Recently I reminisced and looked through pricing sales ledgers of 1968 when the shipper’s price for Western Canadian fresh sawn hemlock carcassing was under £25 per cubic metre, landed in the UK.

The 2016 equivalent price should be £405/m3!! (more than twice today’s actual price for kiln dr ied European spruce!!) This got me thinking about price and trade.

What is price? The 19th century thinker John Ruskin commented the following…

“It’s unwise to pay too much but it’s worse to pay too little.

“When you pay too much, you lose a little money – that is all.

“When you pay too little, you sometimes lose everything because the thing you bought was incapable of doing the thing it was bought to do.

“The common law of business balance prohibits paying a little and getting a lot; it can’t be done.

“If you deal with the lowest bidder, it is well to add something for the risk you run, and if you do that, you will have enough to pay for something better.”

Doesn’t this sound familiar, and how often have we come across all of these components! It is a philosophy still applicable in the 21st century, and the key to building long-term business relationships.

What determines price? The timber trade is, in economic terms, one of perfect competition, with many suppliers and many (though possibly decreasing in number) buyers.

Therefore the basic law of supply and demand applies – when demand increases then price increases, only to be brought back because supply increases to meet the demand. Unfortunately, in our trade supply does not seem to be curtailed as quickly as it came on to meet the increased demand, so stocks build up and the need to move wood on leads to lowering prices.

Price is important in trading, but so is yield, the amount of effort needed to convert the product, and the ability to re-sell. As Ruskin says it may have been bought at a bargain price, but the efforts to convert it into something fit for customers could outweigh the initial cheap price.
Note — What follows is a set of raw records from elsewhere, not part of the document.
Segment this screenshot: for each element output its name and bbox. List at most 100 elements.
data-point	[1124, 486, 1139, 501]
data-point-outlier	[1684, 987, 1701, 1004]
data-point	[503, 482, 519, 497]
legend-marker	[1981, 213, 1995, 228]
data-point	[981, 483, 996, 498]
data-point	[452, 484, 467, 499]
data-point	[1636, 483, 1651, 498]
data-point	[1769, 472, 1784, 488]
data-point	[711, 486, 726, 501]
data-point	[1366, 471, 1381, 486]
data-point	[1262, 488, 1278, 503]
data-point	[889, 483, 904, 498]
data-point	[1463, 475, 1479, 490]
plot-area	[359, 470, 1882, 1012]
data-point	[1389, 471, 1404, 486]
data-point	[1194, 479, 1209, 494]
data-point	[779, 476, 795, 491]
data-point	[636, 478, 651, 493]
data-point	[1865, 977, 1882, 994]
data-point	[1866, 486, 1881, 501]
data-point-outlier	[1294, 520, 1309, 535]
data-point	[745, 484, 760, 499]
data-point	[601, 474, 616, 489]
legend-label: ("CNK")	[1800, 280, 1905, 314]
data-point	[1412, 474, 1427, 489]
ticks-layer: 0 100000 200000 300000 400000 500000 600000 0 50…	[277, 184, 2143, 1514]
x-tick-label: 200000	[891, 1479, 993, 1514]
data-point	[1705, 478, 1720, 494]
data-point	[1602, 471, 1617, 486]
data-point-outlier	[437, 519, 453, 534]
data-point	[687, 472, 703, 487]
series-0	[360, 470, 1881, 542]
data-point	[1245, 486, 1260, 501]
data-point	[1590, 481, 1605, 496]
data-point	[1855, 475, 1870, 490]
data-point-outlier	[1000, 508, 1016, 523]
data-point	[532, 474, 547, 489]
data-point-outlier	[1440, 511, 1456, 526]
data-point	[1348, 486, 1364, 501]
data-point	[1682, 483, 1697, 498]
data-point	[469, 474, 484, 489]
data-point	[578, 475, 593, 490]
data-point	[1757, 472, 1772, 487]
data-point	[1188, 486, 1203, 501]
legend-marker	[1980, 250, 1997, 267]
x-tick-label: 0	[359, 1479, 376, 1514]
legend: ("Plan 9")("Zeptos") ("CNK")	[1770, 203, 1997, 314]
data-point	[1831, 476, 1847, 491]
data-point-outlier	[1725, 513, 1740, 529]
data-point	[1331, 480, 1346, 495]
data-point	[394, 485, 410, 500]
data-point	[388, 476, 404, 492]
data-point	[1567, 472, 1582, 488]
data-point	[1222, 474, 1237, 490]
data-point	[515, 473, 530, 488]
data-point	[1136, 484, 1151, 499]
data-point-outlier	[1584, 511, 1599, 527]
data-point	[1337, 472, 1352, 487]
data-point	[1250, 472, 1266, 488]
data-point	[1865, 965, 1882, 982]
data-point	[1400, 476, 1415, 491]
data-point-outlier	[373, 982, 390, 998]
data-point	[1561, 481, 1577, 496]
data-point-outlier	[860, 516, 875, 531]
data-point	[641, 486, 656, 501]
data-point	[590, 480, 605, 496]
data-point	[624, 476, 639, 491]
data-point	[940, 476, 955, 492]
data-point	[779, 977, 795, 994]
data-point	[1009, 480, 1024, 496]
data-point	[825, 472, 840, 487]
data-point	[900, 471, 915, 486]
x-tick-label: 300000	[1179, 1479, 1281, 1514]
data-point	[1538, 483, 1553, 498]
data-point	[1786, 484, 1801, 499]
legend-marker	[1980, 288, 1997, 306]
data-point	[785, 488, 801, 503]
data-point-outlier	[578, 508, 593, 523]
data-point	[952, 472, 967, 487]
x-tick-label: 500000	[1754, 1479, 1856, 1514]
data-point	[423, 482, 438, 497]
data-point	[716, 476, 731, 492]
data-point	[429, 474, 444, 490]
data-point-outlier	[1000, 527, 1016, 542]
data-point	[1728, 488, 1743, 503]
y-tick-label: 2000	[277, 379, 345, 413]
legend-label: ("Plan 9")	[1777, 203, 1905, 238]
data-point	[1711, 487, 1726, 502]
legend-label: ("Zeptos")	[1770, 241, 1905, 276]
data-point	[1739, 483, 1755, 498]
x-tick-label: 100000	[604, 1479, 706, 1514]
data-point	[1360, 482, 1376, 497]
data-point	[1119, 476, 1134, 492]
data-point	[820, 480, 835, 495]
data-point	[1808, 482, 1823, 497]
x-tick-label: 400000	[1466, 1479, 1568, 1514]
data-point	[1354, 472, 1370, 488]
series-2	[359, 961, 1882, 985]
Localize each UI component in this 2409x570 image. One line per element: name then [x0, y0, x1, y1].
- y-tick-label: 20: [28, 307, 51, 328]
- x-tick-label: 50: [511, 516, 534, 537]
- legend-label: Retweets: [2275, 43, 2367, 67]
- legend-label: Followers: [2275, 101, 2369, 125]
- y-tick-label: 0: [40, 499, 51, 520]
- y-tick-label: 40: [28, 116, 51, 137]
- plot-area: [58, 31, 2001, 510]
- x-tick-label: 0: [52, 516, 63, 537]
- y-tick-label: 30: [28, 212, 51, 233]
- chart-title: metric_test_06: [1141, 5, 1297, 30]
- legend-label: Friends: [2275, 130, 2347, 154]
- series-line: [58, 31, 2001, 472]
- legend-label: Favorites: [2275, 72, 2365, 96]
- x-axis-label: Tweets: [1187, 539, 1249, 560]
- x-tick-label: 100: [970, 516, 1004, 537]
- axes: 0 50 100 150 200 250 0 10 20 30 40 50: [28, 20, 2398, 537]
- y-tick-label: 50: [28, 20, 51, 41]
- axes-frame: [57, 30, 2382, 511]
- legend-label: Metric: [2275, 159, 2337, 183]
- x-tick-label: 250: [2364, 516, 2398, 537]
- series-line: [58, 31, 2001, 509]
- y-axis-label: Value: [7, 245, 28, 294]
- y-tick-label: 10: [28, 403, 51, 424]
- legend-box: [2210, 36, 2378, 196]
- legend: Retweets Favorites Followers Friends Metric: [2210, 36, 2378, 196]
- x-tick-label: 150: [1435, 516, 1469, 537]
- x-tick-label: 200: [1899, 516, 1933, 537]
Also important is to acknowledge that everyone should come away from a deal feeling satisfied.

The primary sawmill needs to sell at a cost that, enables log replenishment, covers manufacturing and delivery costs, and includes a profit enabling future investments to improve yield and productivity. Therefore the objective of the sawmill sales manager is to maximise mill return.

Likewise for the buyer, who needs to buy at a price that permits re-sale (and possibly further conversion), without stocks sitting too long on the ground, and at a level to maintain the future health of his company.

Buyers and sellers who always extract extremes, without compromise, run the risk of losing support when markets become tough whereas long-term relationships built on compromises last the course.

Throw into the mix the landed stockist, who fulfils a valid function in the supply chain. But, the stockist also may be a supply sink for a partner sawmill, sitting on slow moving stocks, or maybe has misread the market. Then irrespective of real demand there is a threat of downward pressure on price.

Sudden currency fluctuations are totally out of the buyers and sellers control. For the buyers the pressure is to be close to the local market price, and for the seller sawmill there is a need to meet production costs. Here, a compromise is often the best solution for a long-term business relationship.

Oh, and about my initial reminiscing, the simple conclusion is that today spruce is greatly under-priced, but that’s a topic for another day.